Fresno County’s Tombstone Territory Home to Signing of Safe and Affordable Drinking Water Bill

Tombstone Territory, a small community one mile outside of Sanger in Fresno County was the site of Wednesday’s signing of the Safe and Affordable Drinking Water Bill by California Governor Gavin Newsom. Some of the residents of the community of less than 40 homes joined the governor and other elected officials to witness the signing of Senate Bill 200, authored by Senator Bill Monning (D-17th District-Carmel) to help local water systems provide safe drinking water. Civil rights advocate Dolores Huerta, Assemblymember Richard Bloom (D-50th District-Santa Monica), Sen. Anna Caballero (D-12th District-Salinas) and Sen. Monning were on-hand for the signing event.

“The fact that more than a million Californians can’t rely on clean water to drink or bathe in is a moral disgrace,” said Gov. Newsom. “Parents shouldn’t have to worry about their kids drinking from the water fountain at school, and families shouldn’t have to dump water over their heads to shower every day. This funding is critically important to addressing California’s long-standing safe drinking water issues, and I would like to thank the Legislature for working collaboratively to pass this solution.”

Many residents — especially in impoverished communities – and those who previously relied on private wells that went dry in California’s most recent multi-year drought and/or whose wells were laden with contaminants that rendered them unsafe and unusable, praised the legislation. But the funding of the legislation has its naysayers.

Gov. Newsom originally proposed raising funds for clean water by implementing a water tax. Within his first week in office in January he proposed creating a permanent funding source for safe and clean drinking water projects. By legislators opposed to a water tax when the state is sitting on a more than $20 billion reserve challenged the governor’s clean water tax plan. Gov. Newsom instead turned to using funds in the state’s greenhouse gas reduction program raising the ire of others especially the companies charged for polluting the environment, the program known of as Cap and Trade.

Many impoverished families in communities like Sanger and Tombstone Territory receive five 8-gallon jugs of water via bottled water trucks every two weeks through a grant program, which they use for drinking and cooking. When they run out, they risk using the water from their sink. The Newsom administration is justifying the use of the state’s greenhouse gas reduction program funds by asserting that eliminating the trucked-in delivery of bottled water will reduce carbon emissions.

According to a recent Sacramento Bee article Newsom representative Vivek Viswanathan told a group of lawmakers during a meeting about the state budget in June that, “We believe these investments not only help those communities by giving them safe drinking water but also fulfill the goals of the Cap and Trade program.”

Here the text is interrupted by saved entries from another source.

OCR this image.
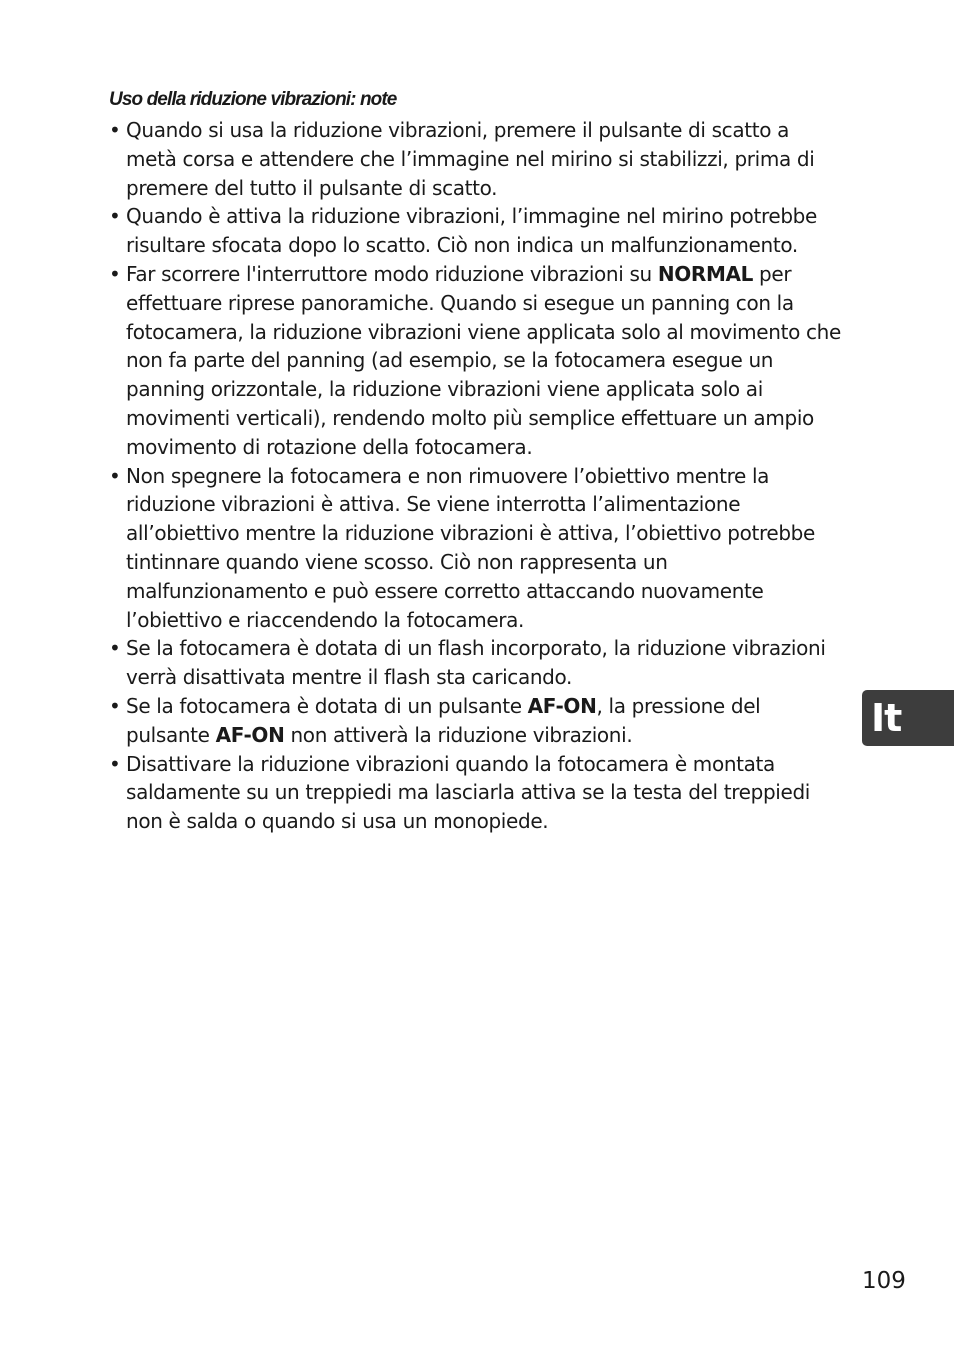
Uso della riduzione vibrazioni: note
• Quando si usa la riduzione vibrazioni, premere il pulsante di scatto a metà corsa e attendere che l’immagine nel mirino si stabilizzi, prima di premere del tutto il pulsante di scatto.
• Quando è attiva la riduzione vibrazioni, l’immagine nel mirino potrebbe risultare sfocata dopo lo scatto. Ciò non indica un malfunzionamento.
• Far scorrere l'interruttore modo riduzione vibrazioni su NORMAL per effettuare riprese panoramiche. Quando si esegue un panning con la fotocamera, la riduzione vibrazioni viene applicata solo al movimento che non fa parte del panning (ad esempio, se la fotocamera esegue un panning orizzontale, la riduzione vibrazioni viene applicata solo ai movimenti verticali), rendendo molto più semplice effettuare un ampio movimento di rotazione della fotocamera.
• Non spegnere la fotocamera e non rimuovere l’obiettivo mentre la riduzione vibrazioni è attiva. Se viene interrotta l’alimentazione all’obiettivo mentre la riduzione vibrazioni è attiva, l’obiettivo potrebbe tintinnare quando viene scosso. Ciò non rappresenta un malfunzionamento e può essere corretto attaccando nuovamente l’obiettivo e riaccendendo la fotocamera.
• Se la fotocamera è dotata di un flash incorporato, la riduzione vibrazioni verrà disattivata mentre il flash sta caricando.
• Se la fotocamera è dotata di un pulsante AF-ON, la pressione del pulsante AF-ON non attiverà la riduzione vibrazioni.
• Disattivare la riduzione vibrazioni quando la fotocamera è montata saldamente su un treppiedi ma lasciarla attiva se la testa del treppiedi non è salda o quando si usa un monopiede.
It
109
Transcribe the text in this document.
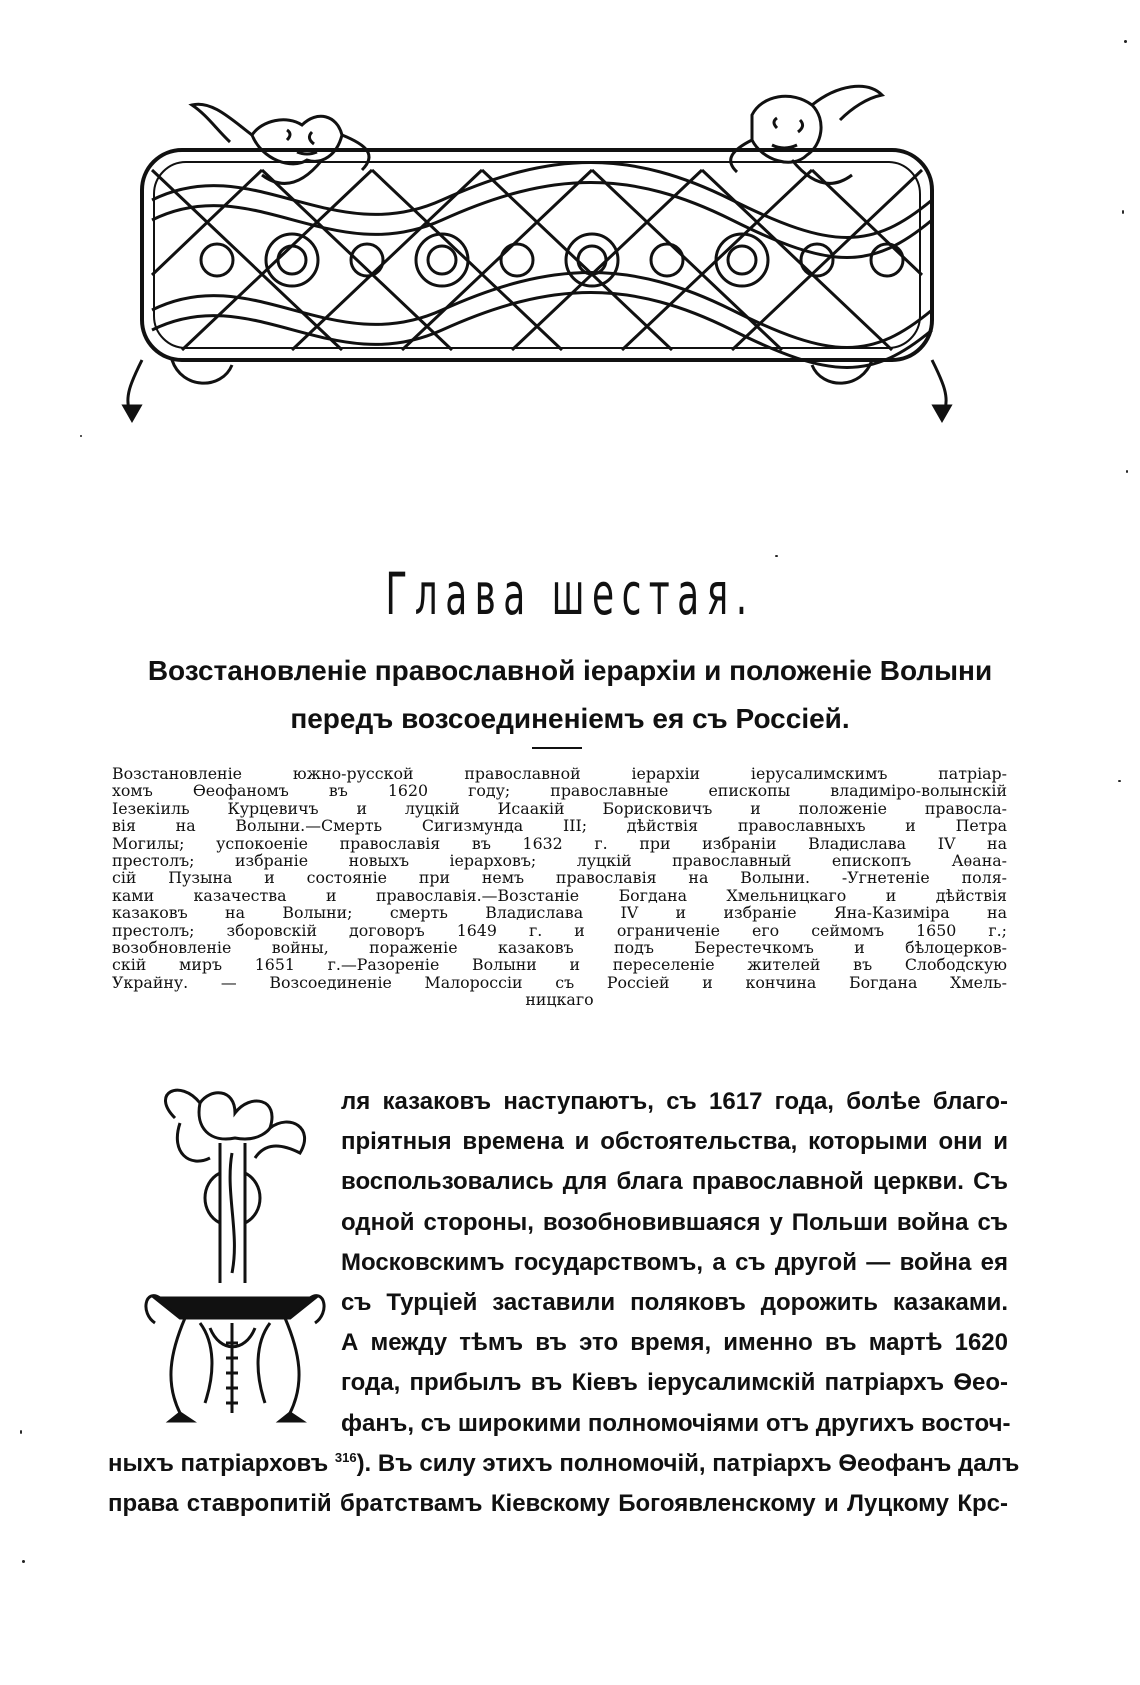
Глава шестая.
Возстановленіе православной іерархіи и положеніе Волыни
передъ возсоединеніемъ ея съ Россіей.
Возстановленіе южно-русской православной іерархіи іерусалимскимъ патріар-
хомъ Ѳеофаномъ въ 1620 году; православные епископы владиміро-волынскій
Іезекіиль Курцевичъ и луцкій Исаакій Борисковичъ и положеніе правосла-
вія на Волыни.—Смерть Сигизмунда III; дѣйствія православныхъ и Петра
Могилы; успокоеніе православія въ 1632 г. при избраніи Владислава IV на
престолъ; избраніе новыхъ іерарховъ; луцкій православный епископъ Аѳана-
сій Пузына и состояніе при немъ православія на Волыни. -Угнетеніе поля-
ками казачества и православія.—Возстаніе Богдана Хмельницкаго и дѣйствія
казаковъ на Волыни; смерть Владислава IV и избраніе Яна-Казиміра на
престолъ; зборовскій договоръ 1649 г. и ограниченіе его сеймомъ 1650 г.;
возобновленіе войны, пораженіе казаковъ подъ Берестечкомъ и бѣлоцерков-
скій миръ 1651 г.—Разореніе Волыни и переселеніе жителей въ Слободскую
Украйну. — Возсоединеніе Малороссіи съ Россіей и кончина Богдана Хмель-
ницкаго
ля казаковъ наступаютъ, съ 1617 года, болѣе благо-
пріятныя времена и обстоятельства, которыми они и
воспользовались для блага православной церкви. Съ
одной стороны, возобновившаяся у Польши война съ
Московскимъ государствомъ, а съ другой — война ея
съ Турціей заставили поляковъ дорожить казаками.
А между тѣмъ въ это время, именно въ мартѣ 1620
года, прибылъ въ Кіевъ іерусалимскій патріархъ Ѳео-
фанъ, съ широкими полномочіями отъ другихъ восточ-
ныхъ патріарховъ $^{316}$). Въ силу этихъ полномочій, патріархъ Ѳеофанъ далъ
права ставропитій братствамъ Кіевскому Богоявленскому и Луцкому Крс-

Regardless of the squabbles over the use of Cap and Trade funds to fund SB 200, the state budget now includes the allocation of $130 million to begin implementation of a Safe and Affordable Drinking Water Program. The legislation also requires the State Water Resources Control Board to develop a fund expenditure plan to identify failing water systems, as well as solutions to provide safe and affordable drinking water.